Jan 08, 2021 01:49 PM

Samsung’s Quarterly Profit Jumps 26% on Memory Chip Demand

(Nikkei Asia) — Samsung Electronics’ operating profit jumped 26% in the fourth quarter from a year ago, with analysts expecting an even stronger performance ahead as memory chip prices look set to rebound this year.

The world’s largest memory chip and smartphone maker said on Friday that its operating profit hit 9 trillion won ($8.2 billion) in the October-December period, up 25.7% from the previous year. Its sales rose 1.9% to 61 trillion won during the same period.

Samsung’s fourth quarter earnings fell just short of the market consensus due to relatively weak DRAM chip prices and the appreciation of the South Korean won against the dollar. However, analysts expect the memory chip industry to enter a “super-cycle” this year on the back of strong demand for PC and mobile chips.

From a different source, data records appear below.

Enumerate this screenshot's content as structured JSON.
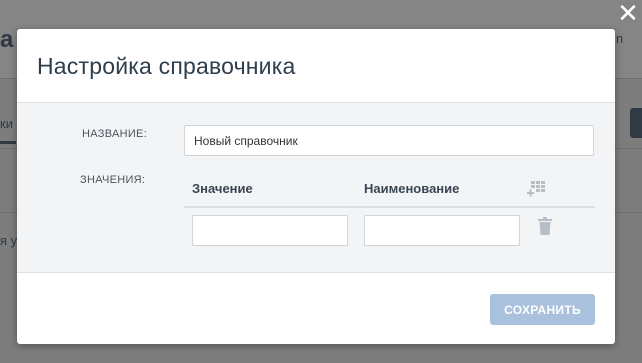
{
  "background": {
    "page_title_fragment": "a",
    "right_text_fragment": "n",
    "tab_fragment": "ки",
    "row_text_fragment": "я у"
  },
  "modal": {
    "title": "Настройка справочника",
    "name_label": "НАЗВАНИЕ:",
    "name_value": "Новый справочник",
    "values_label": "ЗНАЧЕНИЯ:",
    "columns": [
      "Значение",
      "Наименование"
    ],
    "rows": [
      {
        "value": "",
        "name": ""
      }
    ],
    "save_label": "СОХРАНИТЬ"
  },
  "colors": {
    "overlay": "#7d7d7d",
    "title_text": "#2f3e4d",
    "save_button_disabled": "#a9c1dd",
    "body_background": "#f3f4f5"
  },
  "icons": {
    "close": "close-icon",
    "add_row": "add-row-icon",
    "delete_row": "trash-icon"
  }
}
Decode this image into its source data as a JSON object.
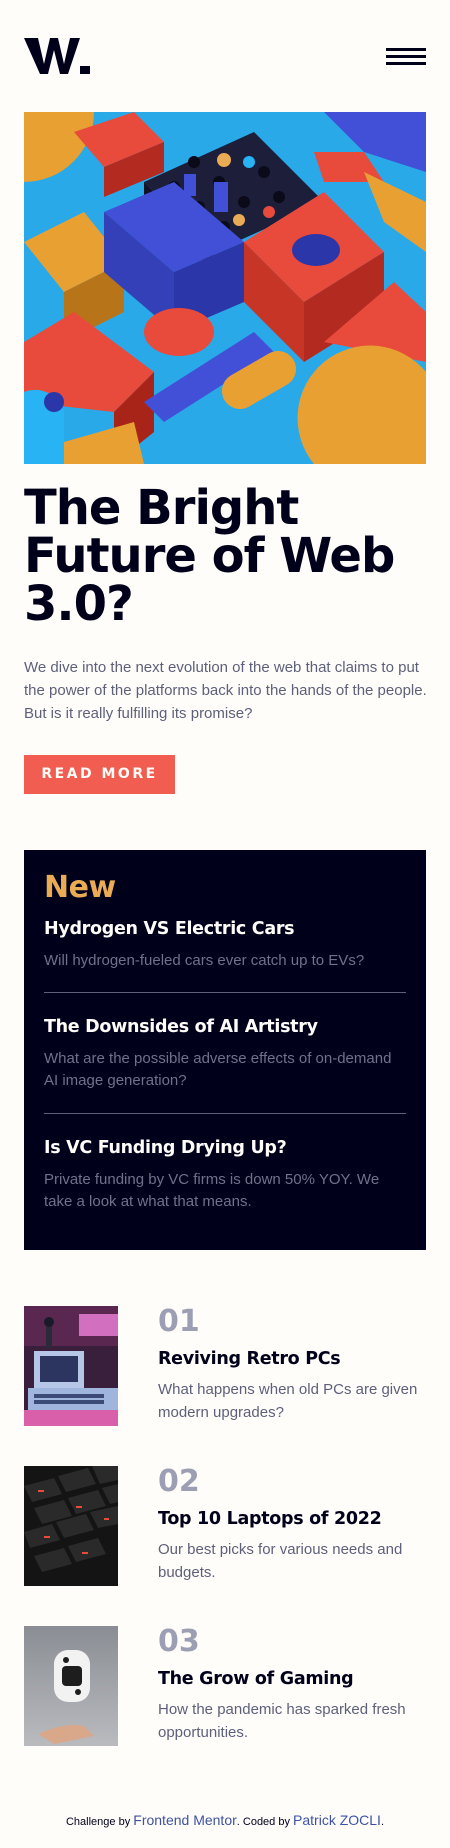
{
  "header": {
    "logo_text": "W.",
    "menu_icon": "hamburger-menu-icon"
  },
  "hero": {
    "image_alt": "Abstract 3D colorful geometric blocks",
    "title": "The Bright Future of Web 3.0?",
    "description": "We dive into the next evolution of the web that claims to put the power of the platforms back into the hands of the people. But is it really fulfilling its promise?",
    "button_label": "READ MORE"
  },
  "new_section": {
    "heading": "New",
    "items": [
      {
        "title": "Hydrogen VS Electric Cars",
        "text": "Will hydrogen-fueled cars ever catch up to EVs?"
      },
      {
        "title": "The Downsides of AI Artistry",
        "text": "What are the possible adverse effects of on-demand AI image generation?"
      },
      {
        "title": "Is VC Funding Drying Up?",
        "text": "Private funding by VC firms is down 50% YOY. We take a look at what that means."
      }
    ]
  },
  "numbered": [
    {
      "number": "01",
      "title": "Reviving Retro PCs",
      "text": "What happens when old PCs are given modern upgrades?"
    },
    {
      "number": "02",
      "title": "Top 10 Laptops of 2022",
      "text": "Our best picks for various needs and budgets."
    },
    {
      "number": "03",
      "title": "The Grow of Gaming",
      "text": "How the pandemic has sparked fresh opportunities."
    }
  ],
  "footer": {
    "prefix": "Challenge by",
    "link1": "Frontend Mentor",
    "middle": ". Coded by",
    "link2": "Patrick ZOCLI",
    "suffix": "."
  },
  "colors": {
    "accent_red": "#f15d51",
    "accent_orange": "#e9ab53",
    "dark_navy": "#00001a",
    "off_white": "#fffdfa",
    "grayish_blue": "#5e607a"
  }
}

Prices for DRAM semiconductors are forecast to recover in the first quarter, while NAND chips will rebound from the third quarter, analysts say.

“Although the Covid-19 pandemic has turned more severe in the fourth quarter, memory demand from PC and smartphone businesses has been better than what we had expected,” said CW Chung, a senior analyst at Nomura. “We believe this is partly due to stronger IT demand but also pre-emptive demand for DRAM ahead of potential price hikes in the first quarter.”

Shares of Samsung rose 1.45% in the morning trading, following a 40% increase for the last two months. Samsung’s market capitalization topped 500 trillion won recently as investors bet on the company’s long-term prospects.

The company is also preparing to release its latest Galaxy smartphone during the CES electronics trade show next week, gearing up for competition with Apple and Huawei Technologies. Apple’s first 5G iPhone has been well received since its launch in October.

Samsung topped the global smartphone market with a 22% share in the third quarter, followed by Huawei with 14% and Xiaomi with 13%. Apple came fourth with 11%, according to Counterpoint Research.